You can always slide the axle over if room permits, but most of the time it's not a problem unless the axle was changed before with a shorter version 

Sent from my LG-TP260 using Tapatalk


----------



## unregistered (Dec 26, 2018)

Thank you, great suggestion - I did not think of that!


----------



## GTs58 (Dec 26, 2018)

I would be more inclined to mount the seat support to the accessory/fender hole by using a some type of reducer bushing or adapter.


----------



## unregistered (Dec 26, 2018)

Food for thought! Just looked and yes, the axle doesn’t have much room on either side. Hub is a French built Sprint so maybe that factors in. The axle on my stingray (Bendix) does look longer and more stout.


----------



## Artweld (Dec 26, 2018)

buses n bikes said:


> Food for thought! Just looked and yes, the axle doesn’t have much room on either side. Hub is a French built Sprint so maybe that factors in. The axle on my stingray (Bendix) does look longer and more stout.

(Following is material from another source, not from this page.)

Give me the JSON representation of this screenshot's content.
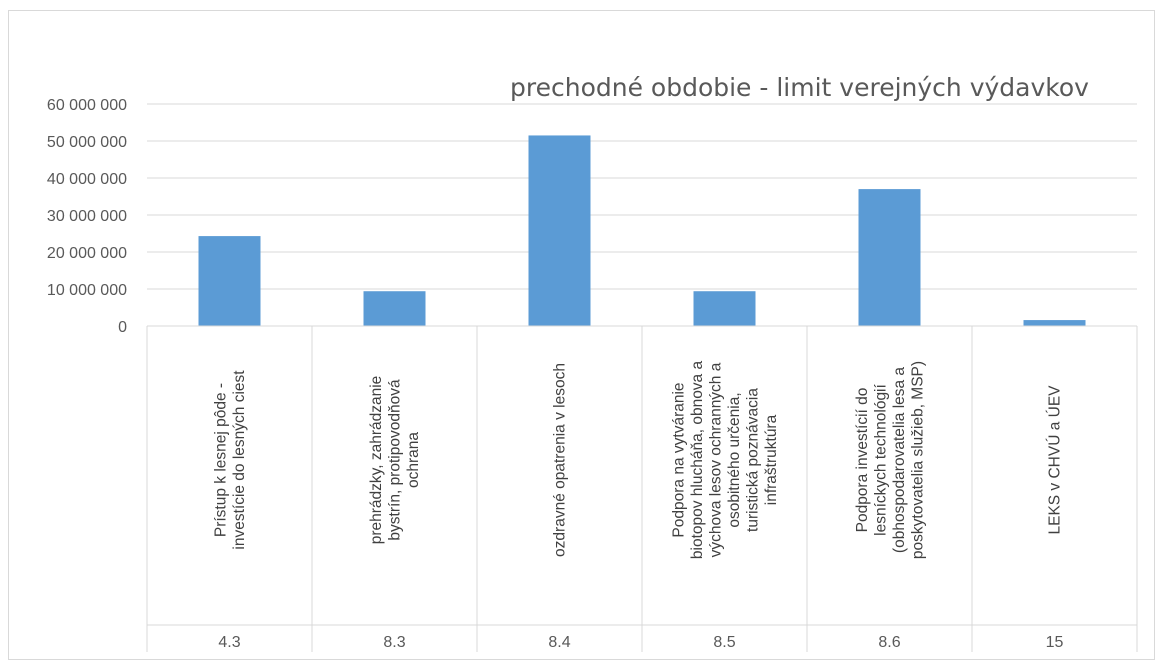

I used to own a rams horn fastback years ago with a hangman sissybar, don't think I had any problems with it mounted on the axle but then schwinn was always inter changing parts for on reason or another 

Sent from my LG-TP260 using Tapatalk


----------



## unregistered (Dec 26, 2018)

Oh wow! Would you happen to have a picture? I am debating going this route (Ramshorn) since the previous owner was so nice as to Windex the chainguard screen, haha!


----------



## Artweld (Dec 26, 2018)

buses n bikes said:


> Oh wow! Would you happen to have a picture? I am debating going this route (Ramshorn) since the previous owner was so nice as to Windex the chainguard screen, haha!



No pics that was a long time ago brought it new off the show room floor, main Street schwinn stkn CA, but I can give you a description of the fastback in detail as some day I also would like to remake it 

Sent from my LG-TP260 using Tapatalk


----------